07/03/2018 às 15h38min - Atualizada em 07/03/2018 às 15h38min

Mulheres mostram protagonismo e fazem da corporação um local inclusivo

Hoje, são 93 mulheres combatentes de incêndios na instituição

Augusto Pereira | CBM - MT
Araguaia Notícia
TC BM Luciana, comandante do 1º BBM - Foto por: SD BM E. Vieira
Na semana da mulher, o Corpo de Bombeiros Militar de Mato Grosso vai apresentar algumas histórias das personagens que fazem da corporação um espaço mais inclusivo. Não poderia ser diferente, já que o Dia Internacional da Mulher (08.03) tem como um dos fatos que lhe deram origem, um incêndio em que morreram 130 mulheres nos Estados Unidos. Hoje, são 93 mulheres combatentes de incêndios na corporação. Elas fizeram as mesmas provas de resistência, inteligência e habilidades pelas quais passam todos os militares para serem efetivados na corporação.

O primeiro ingresso de mulheres no Corpo de Bombeiros foi em 2001, apenas sete anos após a criação da instituição como órgão independente entre as forças de segurança do Estado de Mato Grosso. Até 1994, o Corpo de Bombeiros Militar era um batalhão da Polícia Militar. A atuação de mulheres no CBM-MT se dá em todas as áreas, do administrativo, passando pelo operacional até os postos de comando.

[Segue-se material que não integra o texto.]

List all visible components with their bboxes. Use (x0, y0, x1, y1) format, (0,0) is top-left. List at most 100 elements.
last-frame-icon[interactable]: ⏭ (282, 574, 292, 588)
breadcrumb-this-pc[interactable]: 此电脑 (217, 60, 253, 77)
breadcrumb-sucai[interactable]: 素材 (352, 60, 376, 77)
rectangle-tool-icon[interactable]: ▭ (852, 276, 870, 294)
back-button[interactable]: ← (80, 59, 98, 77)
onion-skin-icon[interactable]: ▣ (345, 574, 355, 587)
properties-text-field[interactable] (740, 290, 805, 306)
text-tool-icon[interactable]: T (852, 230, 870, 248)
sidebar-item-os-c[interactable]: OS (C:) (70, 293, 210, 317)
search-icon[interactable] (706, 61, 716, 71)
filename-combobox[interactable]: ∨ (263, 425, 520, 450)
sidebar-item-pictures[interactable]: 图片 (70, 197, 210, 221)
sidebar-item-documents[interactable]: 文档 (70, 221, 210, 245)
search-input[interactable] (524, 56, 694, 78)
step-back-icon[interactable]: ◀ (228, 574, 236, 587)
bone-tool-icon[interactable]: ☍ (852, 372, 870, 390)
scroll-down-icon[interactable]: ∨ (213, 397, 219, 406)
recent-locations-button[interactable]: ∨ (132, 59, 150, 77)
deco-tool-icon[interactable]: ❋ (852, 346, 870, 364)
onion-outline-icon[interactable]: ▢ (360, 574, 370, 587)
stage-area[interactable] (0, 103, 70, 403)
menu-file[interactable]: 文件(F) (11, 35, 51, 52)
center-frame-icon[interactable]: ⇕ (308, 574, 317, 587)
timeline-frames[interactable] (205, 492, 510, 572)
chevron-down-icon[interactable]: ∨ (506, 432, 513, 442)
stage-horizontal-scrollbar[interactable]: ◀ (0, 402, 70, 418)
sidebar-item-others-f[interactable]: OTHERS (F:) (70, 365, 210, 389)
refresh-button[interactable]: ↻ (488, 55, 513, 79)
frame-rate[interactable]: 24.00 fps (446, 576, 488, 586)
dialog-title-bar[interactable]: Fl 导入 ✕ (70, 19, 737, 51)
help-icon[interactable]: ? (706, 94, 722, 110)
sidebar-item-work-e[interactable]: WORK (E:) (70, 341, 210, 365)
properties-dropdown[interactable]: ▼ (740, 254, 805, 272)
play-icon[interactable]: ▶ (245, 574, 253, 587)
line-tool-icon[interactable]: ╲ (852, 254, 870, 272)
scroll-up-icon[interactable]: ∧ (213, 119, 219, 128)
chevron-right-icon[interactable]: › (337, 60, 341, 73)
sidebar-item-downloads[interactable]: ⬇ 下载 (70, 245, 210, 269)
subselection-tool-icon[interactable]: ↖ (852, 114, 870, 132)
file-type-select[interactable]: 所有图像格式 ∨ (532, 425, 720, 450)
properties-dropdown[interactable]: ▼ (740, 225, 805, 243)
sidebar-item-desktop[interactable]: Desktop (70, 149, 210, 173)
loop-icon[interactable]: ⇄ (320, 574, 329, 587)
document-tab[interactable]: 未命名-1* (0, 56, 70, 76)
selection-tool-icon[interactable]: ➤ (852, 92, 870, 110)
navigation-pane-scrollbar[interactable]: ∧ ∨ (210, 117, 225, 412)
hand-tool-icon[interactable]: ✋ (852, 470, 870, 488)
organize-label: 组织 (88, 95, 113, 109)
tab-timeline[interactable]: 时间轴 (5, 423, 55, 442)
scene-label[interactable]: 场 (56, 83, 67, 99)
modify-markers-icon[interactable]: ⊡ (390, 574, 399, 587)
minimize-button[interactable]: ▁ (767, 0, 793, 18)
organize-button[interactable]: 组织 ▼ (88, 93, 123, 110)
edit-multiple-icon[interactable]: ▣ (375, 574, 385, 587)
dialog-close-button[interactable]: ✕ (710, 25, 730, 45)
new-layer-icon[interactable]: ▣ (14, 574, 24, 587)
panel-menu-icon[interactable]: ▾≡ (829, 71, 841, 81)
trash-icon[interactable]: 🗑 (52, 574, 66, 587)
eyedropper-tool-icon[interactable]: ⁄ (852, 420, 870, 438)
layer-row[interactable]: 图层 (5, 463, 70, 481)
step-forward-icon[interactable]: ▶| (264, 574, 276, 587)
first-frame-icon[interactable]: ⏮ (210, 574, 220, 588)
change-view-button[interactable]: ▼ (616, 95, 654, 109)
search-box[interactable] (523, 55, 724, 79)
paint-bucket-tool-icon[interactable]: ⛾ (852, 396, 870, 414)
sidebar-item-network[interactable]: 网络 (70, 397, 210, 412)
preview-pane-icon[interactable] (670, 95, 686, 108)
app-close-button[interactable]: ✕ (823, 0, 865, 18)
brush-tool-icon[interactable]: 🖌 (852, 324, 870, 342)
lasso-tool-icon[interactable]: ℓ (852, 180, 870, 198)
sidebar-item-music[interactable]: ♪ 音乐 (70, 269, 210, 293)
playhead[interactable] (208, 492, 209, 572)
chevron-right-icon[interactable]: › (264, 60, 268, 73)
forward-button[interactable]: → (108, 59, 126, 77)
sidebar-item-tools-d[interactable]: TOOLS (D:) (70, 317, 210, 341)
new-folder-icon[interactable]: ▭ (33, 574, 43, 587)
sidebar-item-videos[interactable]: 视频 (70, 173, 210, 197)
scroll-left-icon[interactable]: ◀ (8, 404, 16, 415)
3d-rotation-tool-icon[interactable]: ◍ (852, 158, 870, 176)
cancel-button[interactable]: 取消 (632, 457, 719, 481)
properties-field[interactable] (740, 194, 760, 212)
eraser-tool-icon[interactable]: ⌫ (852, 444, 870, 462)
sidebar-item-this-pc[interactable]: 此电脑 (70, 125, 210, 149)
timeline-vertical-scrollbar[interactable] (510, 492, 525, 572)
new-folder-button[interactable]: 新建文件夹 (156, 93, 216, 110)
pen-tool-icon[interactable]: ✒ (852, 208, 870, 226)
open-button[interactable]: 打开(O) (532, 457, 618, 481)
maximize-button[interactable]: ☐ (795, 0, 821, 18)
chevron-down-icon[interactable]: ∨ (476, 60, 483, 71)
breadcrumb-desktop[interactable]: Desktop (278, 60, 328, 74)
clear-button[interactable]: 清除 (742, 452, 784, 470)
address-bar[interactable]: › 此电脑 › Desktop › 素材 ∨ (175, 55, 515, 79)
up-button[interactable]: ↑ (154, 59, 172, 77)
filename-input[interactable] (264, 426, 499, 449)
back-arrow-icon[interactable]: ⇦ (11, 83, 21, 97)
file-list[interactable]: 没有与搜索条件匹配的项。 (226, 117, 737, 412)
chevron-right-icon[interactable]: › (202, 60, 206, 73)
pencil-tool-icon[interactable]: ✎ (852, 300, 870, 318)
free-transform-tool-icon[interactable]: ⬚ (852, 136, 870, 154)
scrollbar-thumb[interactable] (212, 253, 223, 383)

Em fevereiro deste ano, assumiu o posto de comandante do 1º Batalhão de Bombeiros Militar, a tenente-coronel Luciana Bragança Brandão da Silva. Ela é a primeira mulher a comandar um Batalhão de Bombeiro em Mato Grosso e seu protagonismo já a põe em destaque duplamente, porque comanda o maior batalhão do estado. "Tudo que eu fizer, será a primeira vez que uma mulher realiza porque entramos em 2001, ano de ingresso das primeiras mulheres na corporação”.

Origem

Oito de março é comemorado o Dia Internacional da Mulher, data que lembra a luta por direitos e igualdade que tomou força no final do século XIX, entre as operárias convocadas para dar força ao crescimento da Revolução Industrial. A data tem mais de um evento que a origina. Um deles é a II Conferência Internacional de Mulheres na Dinamarca (1910), outro é o levante de operárias na Rússia (1917). O evento da Rússia aconteceu em 8 de março, data que foi escolhida para ser lembrada como dia de luta.

Em 1911, 130 operárias de uma fábrica em Nova York morreram em decorrência de um incêndio. Este evento resultou em reivindicações por mais segurança nas condições de trabalho que se espalharam pelos Estados Unidos e pela Europa. Tragédias como essa foram determinantes para a legislação de segurança predial em vigor, pela qual os Corpos de Bombeiros são os principais responsáveis em fiscalizar.